Doctors and patients "traditionally see palliative care as something extended to a hospitalized patient in the last week of life," said Dr. Jennifer S. Temel, an oncologist and author of the paper. "We thought it made sense to start them at the time of diagnosis. And we were thrilled to see such a huge impact. It shows that palliative care and cancer care aren't mutually exclusive."

Dr. Atul Gawande, a Harvard Medical School surgeon and writer who just published a long article in The New Yorker about hospitalized patients' suffering before death, called the study "amazing."

"The field was crying out for a randomized trial," he added.

Although the study could not determine why the patients lived longer, the authors and other experts had several theories: Depression is known to shorten life, and patients whose pain is treated often sleep better, eat better and talk more with relatives.
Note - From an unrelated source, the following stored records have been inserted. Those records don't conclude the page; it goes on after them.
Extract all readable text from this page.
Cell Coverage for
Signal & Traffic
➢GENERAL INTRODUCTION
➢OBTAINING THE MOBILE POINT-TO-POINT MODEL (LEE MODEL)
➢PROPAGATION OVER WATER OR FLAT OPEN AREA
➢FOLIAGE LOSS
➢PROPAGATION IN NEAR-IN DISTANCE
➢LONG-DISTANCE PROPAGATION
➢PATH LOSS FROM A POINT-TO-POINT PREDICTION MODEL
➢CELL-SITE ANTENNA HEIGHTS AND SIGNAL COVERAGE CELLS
Also, hospitals are dangerous places for very sick people; they may get fatal blood infections, pneumonia or bedsores, or simply be overwhelmed by the powerful drugs and radiation attacking their cancer.

Saying the study was "of critical importance," Dr. R. Sean Morrison, president of the American Academy of Hospice and Palliative Medicine, said it was the "first concrete evidence of what a lot of us have seen in our practices - when you control pain and other symptoms, people not only feel better, they live longer."
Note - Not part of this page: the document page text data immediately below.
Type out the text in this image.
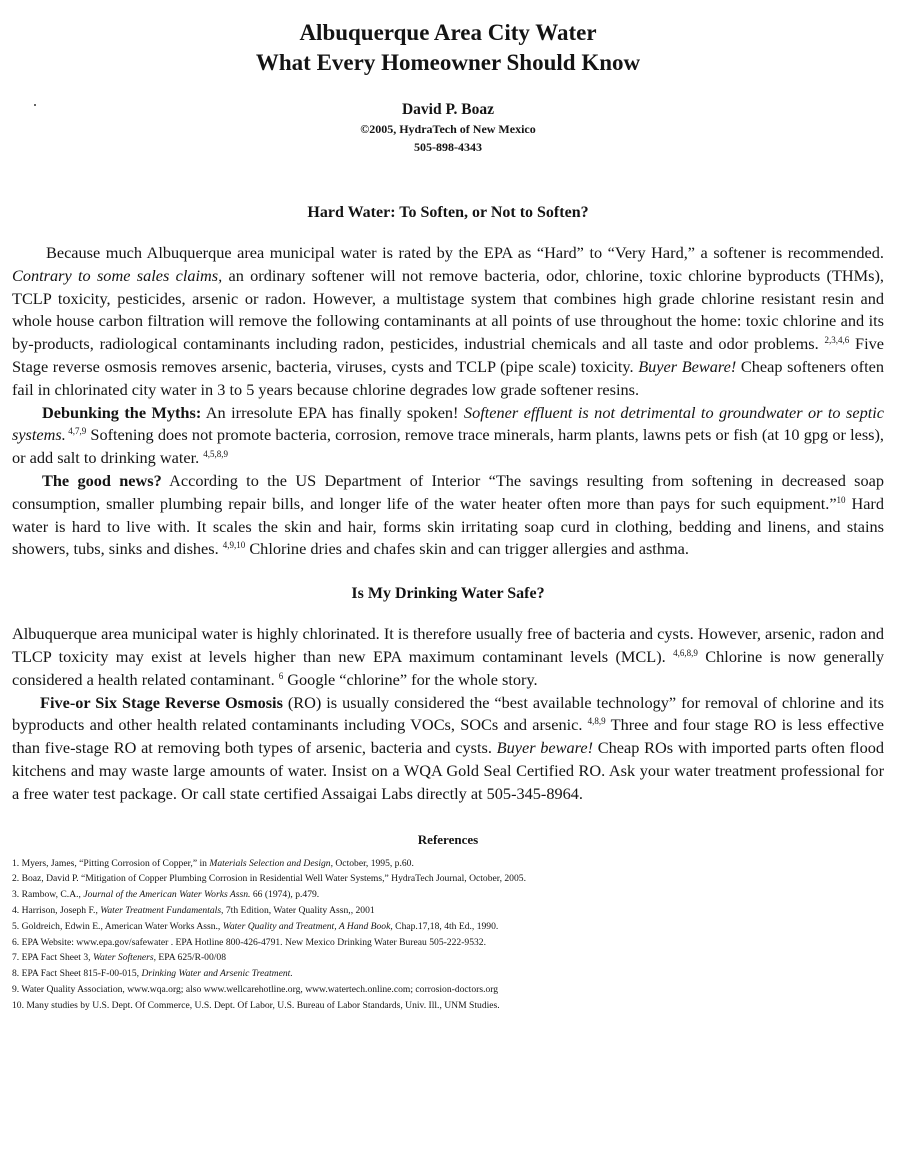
Albuquerque Area City Water
What Every Homeowner Should Know
David P. Boaz
©2005, HydraTech of New Mexico
505-898-4343
Hard Water: To Soften, or Not to Soften?

Because much Albuquerque area municipal water is rated by the EPA as “Hard” to “Very Hard,” a softener is recommended. Contrary to some sales claims, an ordinary softener will not remove bacteria, odor, chlorine, toxic chlorine byproducts (THMs), TCLP toxicity, pesticides, arsenic or radon. However, a multistage system that combines high grade chlorine resistant resin and whole house carbon filtration will remove the following contaminants at all points of use throughout the home: toxic chlorine and its by-products, radiological contaminants including radon, pesticides, industrial chemicals and all taste and odor problems. $^{2,3,4,6}$ Five Stage reverse osmosis removes arsenic, bacteria, viruses, cysts and TCLP (pipe scale) toxicity. Buyer Beware! Cheap softeners often fail in chlorinated city water in 3 to 5 years because chlorine degrades low grade softener resins.

Debunking the Myths: An irresolute EPA has finally spoken! Softener effluent is not detrimental to groundwater or to septic systems. $^{4,7,9}$ Softening does not promote bacteria, corrosion, remove trace minerals, harm plants, lawns pets or fish (at 10 gpg or less), or add salt to drinking water. $^{4,5,8,9}$

The good news? According to the US Department of Interior “The savings resulting from softening in decreased soap consumption, smaller plumbing repair bills, and longer life of the water heater often more than pays for such equipment.”$^{10}$ Hard water is hard to live with. It scales the skin and hair, forms skin irritating soap curd in clothing, bedding and linens, and stains showers, tubs, sinks and dishes. $^{4,9,10}$ Chlorine dries and chafes skin and can trigger allergies and asthma.

Is My Drinking Water Safe?

Albuquerque area municipal water is highly chlorinated. It is therefore usually free of bacteria and cysts. However, arsenic, radon and TLCP toxicity may exist at levels higher than new EPA maximum contaminant levels (MCL). $^{4,6,8,9}$ Chlorine is now generally considered a health related contaminant. $^6$ Google “chlorine” for the whole story.

Five-or Six Stage Reverse Osmosis (RO) is usually considered the “best available technology” for removal of chlorine and its byproducts and other health related contaminants including VOCs, SOCs and arsenic. $^{4,8,9}$ Three and four stage RO is less effective than five-stage RO at removing both types of arsenic, bacteria and cysts. Buyer beware! Cheap ROs with imported parts often flood kitchens and may waste large amounts of water. Insist on a WQA Gold Seal Certified RO. Ask your water treatment professional for a free water test package. Or call state certified Assaigai Labs directly at 505-345-8964.

References
1. Myers, James, “Pitting Corrosion of Copper,” in Materials Selection and Design, October, 1995, p.60.
2. Boaz, David P. “Mitigation of Copper Plumbing Corrosion in Residential Well Water Systems,” HydraTech Journal, October, 2005.
3. Rambow, C.A., Journal of the American Water Works Assn. 66 (1974), p.479.
4. Harrison, Joseph F., Water Treatment Fundamentals, 7th Edition, Water Quality Assn,, 2001
5. Goldreich, Edwin E., American Water Works Assn., Water Quality and Treatment, A Hand Book, Chap.17,18, 4th Ed., 1990.
6. EPA Website: www.epa.gov/safewater . EPA Hotline 800-426-4791. New Mexico Drinking Water Bureau 505-222-9532.
7. EPA Fact Sheet 3, Water Softeners, EPA 625/R-00/08
8. EPA Fact Sheet 815-F-00-015, Drinking Water and Arsenic Treatment.
9. Water Quality Association, www.wqa.org; also www.wellcarehotline.org, www.watertech.online.com; corrosion-doctors.org
10. Many studies by U.S. Dept. Of Commerce, U.S. Dept. Of Labor, U.S. Bureau of Labor Standards, Univ. Ill., UNM Studies.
There is sometimes tension between medical specialties, since surgeons and oncologists often view cancer as a battle, while palliative care specialists are seen as "giving up."

Palliative care typically begins with a long conversation about what the patient with a terminal diagnosis wants out of his remaining life. It includes the options any oncologist addresses: surgery, chemotherapy and radiation and their side effects. But it also includes how much suffering a patient wishes to bear, effects on the family, and legal, insurance and religious issues. Teams focus on controlling pain, nausea, swelling, shortness of breath and other side effects; they also address patients' worries and make sure they have help with making meals, dressing and bathing when not hospitalized.

Hospice care is intensive palliative care including home nursing, but insurers and Medicare usually cover it only if the patient abandons medical treatment and two doctors certify that death is less than six months away.

During the debate over President Barack Obama's 2009 health care bill, provisions to have Medicare and insurers pay for optional consultations with doctors on palliative and hospice care led to rumors, spread by talk-show hosts like Rush Limbaugh and Glenn Beck and by the former vice-presidential candidate Sarah Palin that the bill empowered "death panels" that would "euthanize" elderly Americans.

Legislators eventually removed the provisions.

In practice, Medicare and private insurers do pay for some palliative care, said Dr. Gail Austin Cooney, a former president of the palliative medicine academy. "But it's piecemeal," she said. "The billing is complicated, and for many physicians that's enough of a deterrent to not bother."

Cooney herself had such care along with surgery and chemotherapy for ovarian cancer in 2008.

"I decided I wanted every drop of chemotherapy they could give me, and it was very painful, dumping the drugs directly into my belly," she said. She needed powerful painkillers, and also chose alternative-medicine options like acupuncture and "energy work" for nausea and fatigue.

"I'm rigid - I had my last chemo treatment on Christmas Eve because I wanted it on the day I was due for it," she said. "But I couldn't have completed the program without the psychosocial support."

Palliative care experts now want to study patients with other cancers, heart disease, stroke, dementia and emphysema. But the National Institutes of Health is under budget pressure, and the other major source of money for medical research, the pharmaceutical industry, has little incentive to study palliative care. This trial was paid for by the American Society of Clinical Oncology and private philanthropy.

"Philanthropists tend to focus on curing cancer," Temel said. "But we can't ignore people who need end-of-life care."